Enoch Petit Homme, English language intervention specialist at Norwich Free Academy and moderator of the NFA student Haitian Club, said he is in constant contact with family in Haiti, as are NFA’s many Haitian students. NFA students are trying to follow the news on TV or social media, Petit Homme said.

“Most of my students have family there who are either directly or indirectly effected by what’s going on there,” Petit Homme said. “It’s our job here in the school to remind the kids there’s not much we can do right now, except focus on your school work and check in with your families to make sure they are safe.”

By his estimate, Haiti is evenly divided, with about a third of the population pushing for Moïse to resign, a third wanting him to stay and another third “either way.” Petit Homme has family in all camps and said when family members talk, they try to avoid politics. He has family in areas affected by the violence and others in areas that are mostly peaceful.
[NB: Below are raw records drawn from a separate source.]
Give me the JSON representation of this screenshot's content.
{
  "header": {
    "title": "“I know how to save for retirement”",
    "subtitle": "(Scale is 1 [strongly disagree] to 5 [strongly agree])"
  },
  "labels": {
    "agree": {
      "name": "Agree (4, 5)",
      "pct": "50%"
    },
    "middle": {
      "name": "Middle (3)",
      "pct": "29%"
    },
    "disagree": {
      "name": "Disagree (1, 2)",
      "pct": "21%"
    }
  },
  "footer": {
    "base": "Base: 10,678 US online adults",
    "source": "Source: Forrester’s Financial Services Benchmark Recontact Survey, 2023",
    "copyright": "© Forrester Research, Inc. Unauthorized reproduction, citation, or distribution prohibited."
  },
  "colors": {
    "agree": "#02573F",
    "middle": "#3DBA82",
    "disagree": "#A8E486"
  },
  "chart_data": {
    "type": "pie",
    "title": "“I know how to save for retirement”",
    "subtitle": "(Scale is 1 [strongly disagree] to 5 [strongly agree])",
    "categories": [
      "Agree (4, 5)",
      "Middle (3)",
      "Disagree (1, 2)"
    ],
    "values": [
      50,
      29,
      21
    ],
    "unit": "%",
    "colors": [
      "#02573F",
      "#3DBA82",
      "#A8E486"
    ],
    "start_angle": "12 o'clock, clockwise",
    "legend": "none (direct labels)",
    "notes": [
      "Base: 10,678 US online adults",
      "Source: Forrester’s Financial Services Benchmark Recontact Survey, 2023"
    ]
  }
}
“The country is crippled right now,” said Petit Homme, who lost several dozen family members in the 2010 earthquake. “Those who have a job cannot get to work, and students can’t get to school.”

NFA students with family in Haiti are frustrated that their family's homeland can’t seem to rise above turmoil, whether political or natural disasters, Petit Homme said. There are signs of hope, as the younger generation in Haiti has become more educated. Most are high school graduates and those who can afford it, attend college. Some are taking advantage of scholarships to study medicine in Cuba. But when they return to Haiti to practice medicine, they find hospital infrastructure and supplies lacking, he said.

“It’s frustrating as well,” he said of the political unrest. “Elected people in Haiti, some of them are good people. However, what are they doing to help the masses, the people who elected you? They’re very good at making promises, but when it comes to keeping promises, it’s very difficult. That’s what’s happening with this president. He promised they would have electricity 24/7, using solar and wind, however, we have not seen much of that work being done, and it’s been two years.”